Никому и в голову не придет, что он сейчас в полном одиночестве гуляет по берегу Тежо. Никто его не знает. Да человек часто и сам себя не знает и лишь время от времени открывает то, что скрыто в нем и что погружает его в бездну, что либо превышает его понимание, либо унижает его, делает мельче в его же собственных глазах. В этот миг Зе Мигел переживает заново развязку жуткого сна, примерещившегося ему в детстве, когда смерть приняла его вызов и явилась на поединок в фургоне. И когда он увидел старую лошадь во дворе усадьбы, ему вдруг почудилось, что смерть отдыхает, набираясь новых сил.
Хотя он знает, что смерть повсюду – а может, именно поэтому, – его самомнение утолено мыслью о том, что совсем недавно он снова померился с нею силой и доказал, что не боится ее, либо что испытал потребность ощутить ее поближе, чтобы она могла завладеть им, если захочет.
Как бы то ни было, на душе у него становится спокойнее. Он переходит железнодорожные пути, слышит голоса, доносящиеся с берега и с бухты, голоса взрывают тишину, в темноте они – словно недолгие вспышки тусклого света. Зе Мигел ловит их в воздухе и чуть не натыкается на кого-то, кто пробегает мимо. Вздрагивает. Останавливается под деревом, смотрит вслед бегущему – лодочник, наверное, или рыбак, бежит босиком, потому и шагов не слышно; и Зе Мигел продолжает свою прогулку во тьме.
На траву он не ложится. Забыл уже, что собирался делать. С него достаточно того, что он чувствует себя живым и знает, что уже получил гораздо больше того, о чем мечтал мальчишкой. У него еще нет угодий в Лезирии, но он не сомневается, что будут и они. У него есть деньги, есть кредит; его автомашины без помех мчатся по охраняемым дорогам; у него есть друзья везде, где ему нужно, он умеет обзаводиться ими и сохранять их дружбу, война продлится еще долго, а во время войны требуются решительные люди, такие, как он, – даже в странах, которые как будто в войне не участвуют.
Он богат.
Наследника нет, что поделаешь! Он мог бы снова завести ребенка, но боится повторения беды. В этом смысле жизнь его подвела, крепко ударила, от такого удара свалится и самый закаленный. Он все вытерпел, все пришлось вытерпеть, хотя кровь кипела. С того дня, когда директор училища сказал ему правду, он стал другим человеком, хотя, может, сам этого не замечает.

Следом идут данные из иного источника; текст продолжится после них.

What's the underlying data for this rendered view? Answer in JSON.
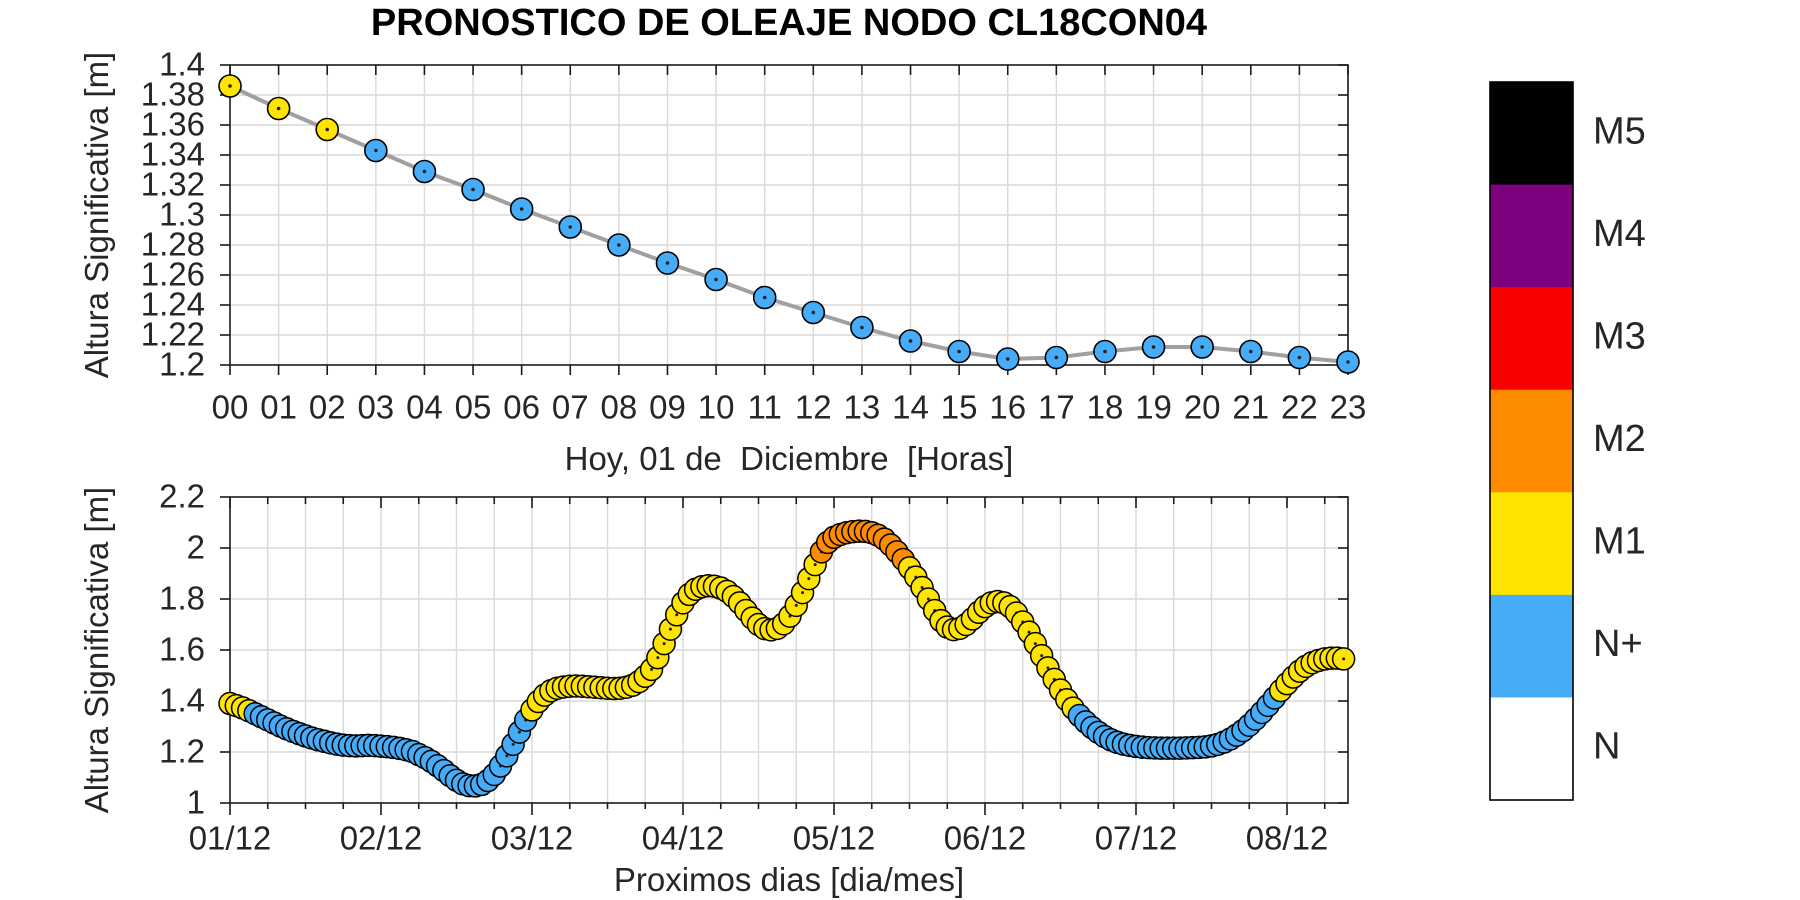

Теперь он идет быстрее, безотчетно ускорил шаг. Разговаривает сам с собой, какие-то слова произносит вслух, словно собрался расчистить рану ножом. Потом ему становится страшновато в укрывшей его тишине, он решает вернуться в город, а может, поворачивает туда без раздумий, поддавшись зову огней.
Прошлое ему необходимо, чтобы почувствовать себя живым.
Цепляясь одно за другое, беспорядочно наплывают воспоминания: он сам не понимает, почему память выбирает одни, а не другие, если у него такой запас их, самых разных, уводящих в глубь детства и отрочества. Воды Тежо накатывают на низкий затопленный берег, и Зе Мигел думает о Розинде и об Ирии, об Антонио Испанце и о Баркасике, шкипере, который хотел улизнуть от него с грузом контрабанды.
В ту же ночь, но в еще более поздний час, он входит в гараж, где стоят грузовики его колонны, почти не разговаривает со сторожем и садится в кабину первого автофургона, который был записан на его имя. Ему приятно взяться за руль, сжать его в руках, как когда-то, но больше в правой, в то время как левая держала сигарету, когда ему не нужно было переключать скорость. (Теперь руль переставлен, не хватает бензина и покрышек, на некоторых машинах в обязательном порядке будут ставить газогенератор, это ему сказал один приятель из транспортной полиции.) В верхнем углу кабины, немного спускаясь на ветровое стекло, все еще висит цветная фотография киноактрисы, которую он выбрал спутницей в своих поездках.
При виде фотографии он чувствует, что растроган. Он был влюблен в эту женщину с огромными глазами, серыми и переливающимися, однажды он даже заплакал при виде.этих глаз, омытых слезами: она играла в любовной сцене на берегу моря, недвижно внимавшего полным страсти и тревоги словам прощания, которые она произносила. Он всегда выходил из кинотеатра об руку с нею, а потом они вместе ложились на его топчан на складе вдовы. Сколько раз лицо ее было последним, что он видел, засыпая, и первым, что он видел, пробуждаясь! Сколько раз на верхнем этаже, на постели вдовы, он сжимал ее в объятиях и впивался ей в губы!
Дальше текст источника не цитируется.